SOUDAN : Le président Omar el-Béchir est-il devenu fréquentable pour Washington ?

Les Etats-Unis ont réaffirmé mardi, 13 novembre, qu'ils étaient prêts à retirer le Soudan de la liste des Etats soutenant le terrorisme. Pourtant, doublement, inculpé par la Cour pénale internationale (CPI), le président du Soudan, le général, Omar el-Béchir, est resté égal à lui-même. Pourquoi les Etats-Unis sont-ils obligés de changer de fusil d'épaule ? Pour certains observateurs, l'Iran détient quelques clés de réponse. Mais aussi le Soudan du Sud.

"Les Etats-Unis sont prêts à initier le processus d'annulation de la désignation du Soudan en tant qu'Etat soutenant le terrorisme, à condition que l'on puisse déterminer que tous les critères statutaires concernés ont été remplis et que le Soudan progresse dans sa résolution des six domaines clés de préoccupation commune priorisés dans le cadre de travail de la Phase II (de notre dialogue stratégique)", a déclaré, à Khartoum, devant la presse, le chargé d'affaires américain, Steven Koutsis.

Les Etats-Unis ont, donc, lancé la seconde phase du dialogue américano-soudanais, conçu pour élargir la coopération, faciliter les réformes significatives au Soudan et poursuivre les progrès dans un certain nombre de domaines qui font, depuis longtemps, l'objet d'une préoccupation commune, a-t-il indiqué.

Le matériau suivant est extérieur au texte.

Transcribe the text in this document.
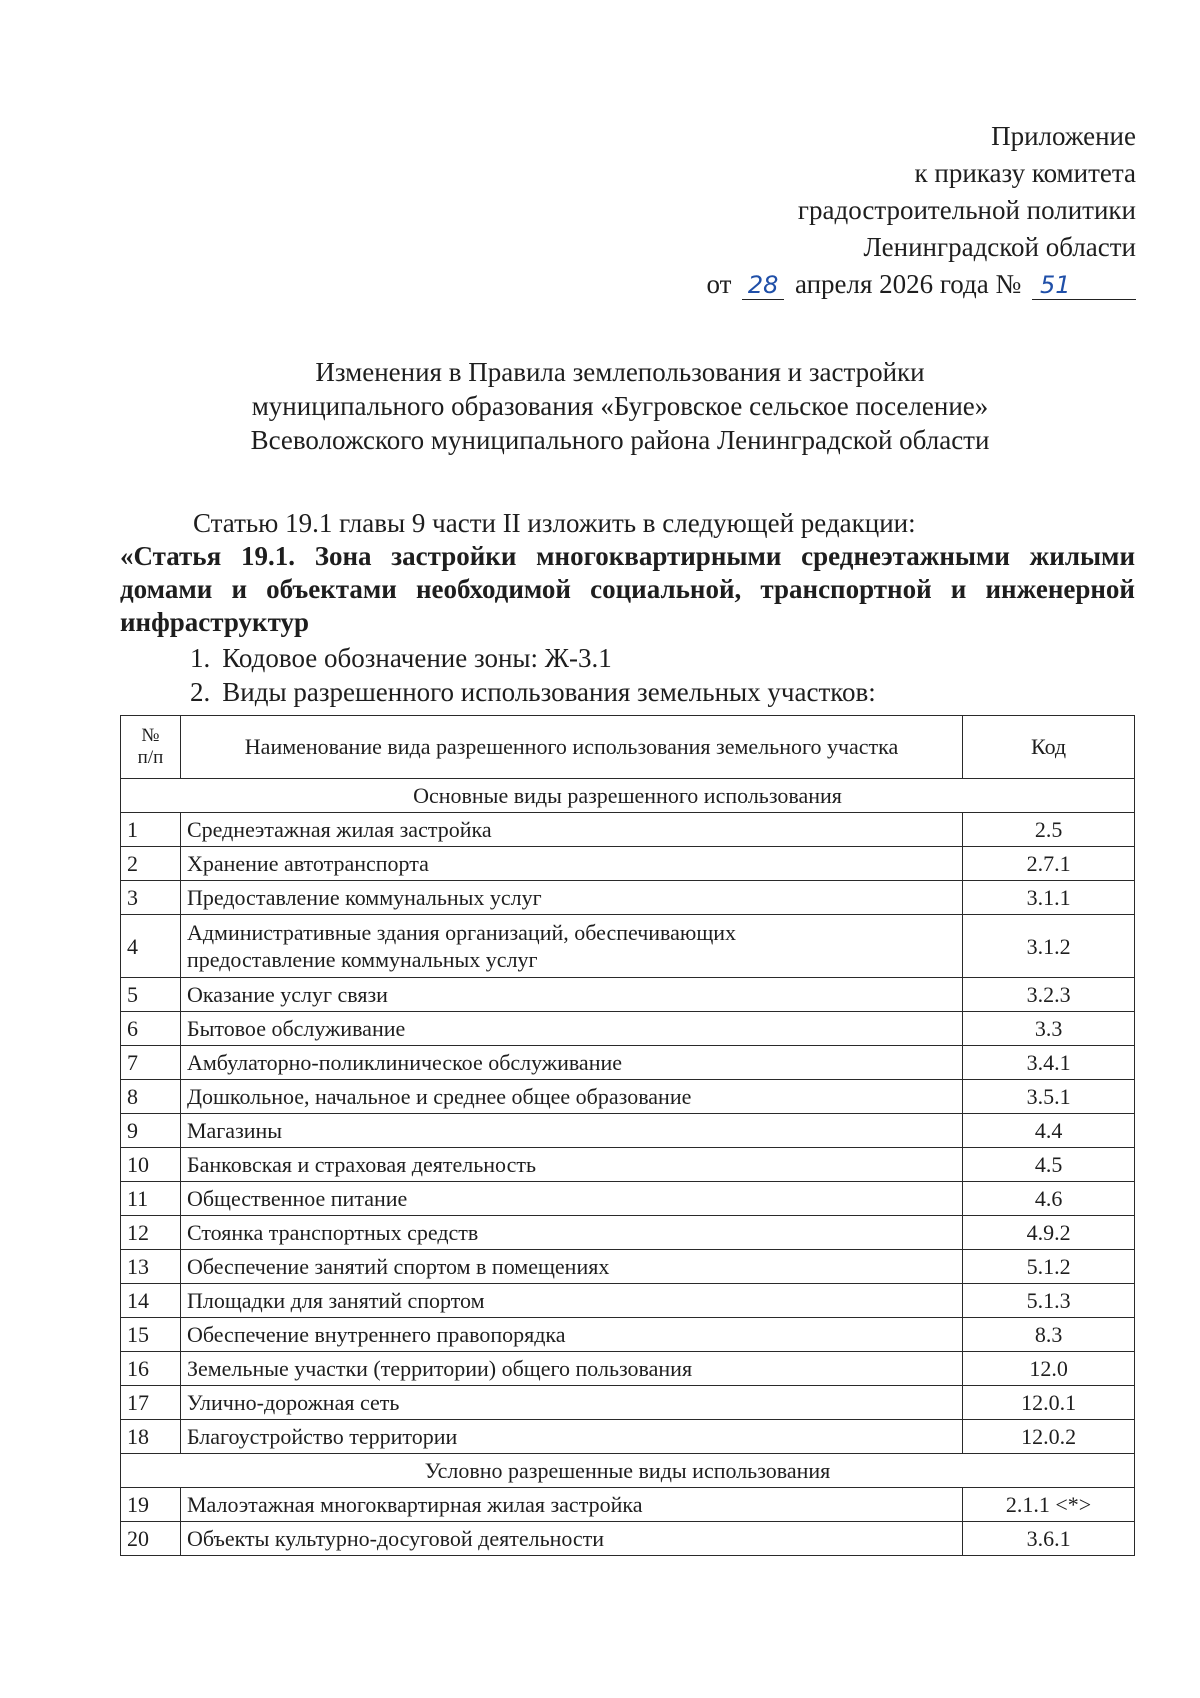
Приложение
к приказу комитета
градостроительной политики
Ленинградской области
от 28 апреля 2026 года № 51
Изменения в Правила землепользования и застройки
муниципального образования «Бугровское сельское поселение»
Всеволожского муниципального района Ленинградской области
Статью 19.1 главы 9 части II изложить в следующей редакции:
«Статья 19.1. Зона застройки многоквартирными среднеэтажными жилыми домами и объектами необходимой социальной, транспортной и инженерной инфраструктур
1. Кодовое обозначение зоны: Ж-3.1
2. Виды разрешенного использования земельных участков:
№
п/п	Наименование вида разрешенного использования земельного участка	Код
Основные виды разрешенного использования		
1	Среднеэтажная жилая застройка	2.5
2	Хранение автотранспорта	2.7.1
3	Предоставление коммунальных услуг	3.1.1
4	Административные здания организаций, обеспечивающих
предоставление коммунальных услуг	3.1.2
5	Оказание услуг связи	3.2.3
6	Бытовое обслуживание	3.3
7	Амбулаторно-поликлиническое обслуживание	3.4.1
8	Дошкольное, начальное и среднее общее образование	3.5.1
9	Магазины	4.4
10	Банковская и страховая деятельность	4.5
11	Общественное питание	4.6
12	Стоянка транспортных средств	4.9.2
13	Обеспечение занятий спортом в помещениях	5.1.2
14	Площадки для занятий спортом	5.1.3
15	Обеспечение внутреннего правопорядка	8.3
16	Земельные участки (территории) общего пользования	12.0
17	Улично-дорожная сеть	12.0.1
18	Благоустройство территории	12.0.2
Условно разрешенные виды использования		
19	Малоэтажная многоквартирная жилая застройка	2.1.1 <*>
20	Объекты культурно-досуговой деятельности	3.6.1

La Phase II inclut l'élargissement de la coopération dans la lutte contre le terrorisme, le renforcement du respect et de la protection des droits de l'Homme, la cessation des hostilités internes pour créer un environnement qui fasse avancer le processus de paix au Soudan, l'adoption des mesures nécessaires pour répondre à certaines problématiques en suspens liées au terrorisme et l'adhésion aux résolutions du Conseil de sécurité de l'ONU concernant la République populaire démocratique de Corée, ce qui est curieux dans la mesure où, au même moment, les Etats-Unis sont en négociation pour signer un accord de dénucléarisation avec Pyongyang. C'est comme si Washington utilisait tous les moyens pour isoler la Corée du Nord qui entretient de bonnes relations avec Khartoum, afin de bien l'isoler dans un premier temps, ce qui lui faciliterait la signature d'un accord entre les deux pays dans un deuxième temps, une fois la Corée du Nord affaiblie.

Les Etats-Unis utiliseraient la même stratégie à l'endroit de l'Iran qu'ils entendent à tout prix isoler diplomatiquement et asphyxier économiquement. Pour y parvenir, Washington compte sur un allié de poids de Téhéran en Afrique, à savoir, le Soudan. Il y a aussi le Soudan du Sud, une création américaine dont le but, au départ, était d'affaiblir Omar el Béchir. Le Soudan du Sud connaît, malheureusement, une guerre civile depuis plus de deux ans entre Salva Kiir, le président de la République et son vice-président, Riek Machar. Or, Machar a comme protégé Omar el-Béchir (notre photo). Khartoum est sa base de repli avec son staff depuis le début des troubles. Autrement dit, Khartoum a de l'influence sur l'issue du conflit chez le protégé américain (Soudan du Sud). Il n'est donc pas inintéressant pour Washington d'assouplir sa politique à l'endroit de Khartoum au regard du rôle central que le Soudan joue dans les dossiers de l'Iran et du Soudan du Sud.

La première phase du dialogue stratégique entre Khartoum et Washington, le "Programme à cinq branches", a culminé avec la levée des sanctions économiques américaines contre le Soudan.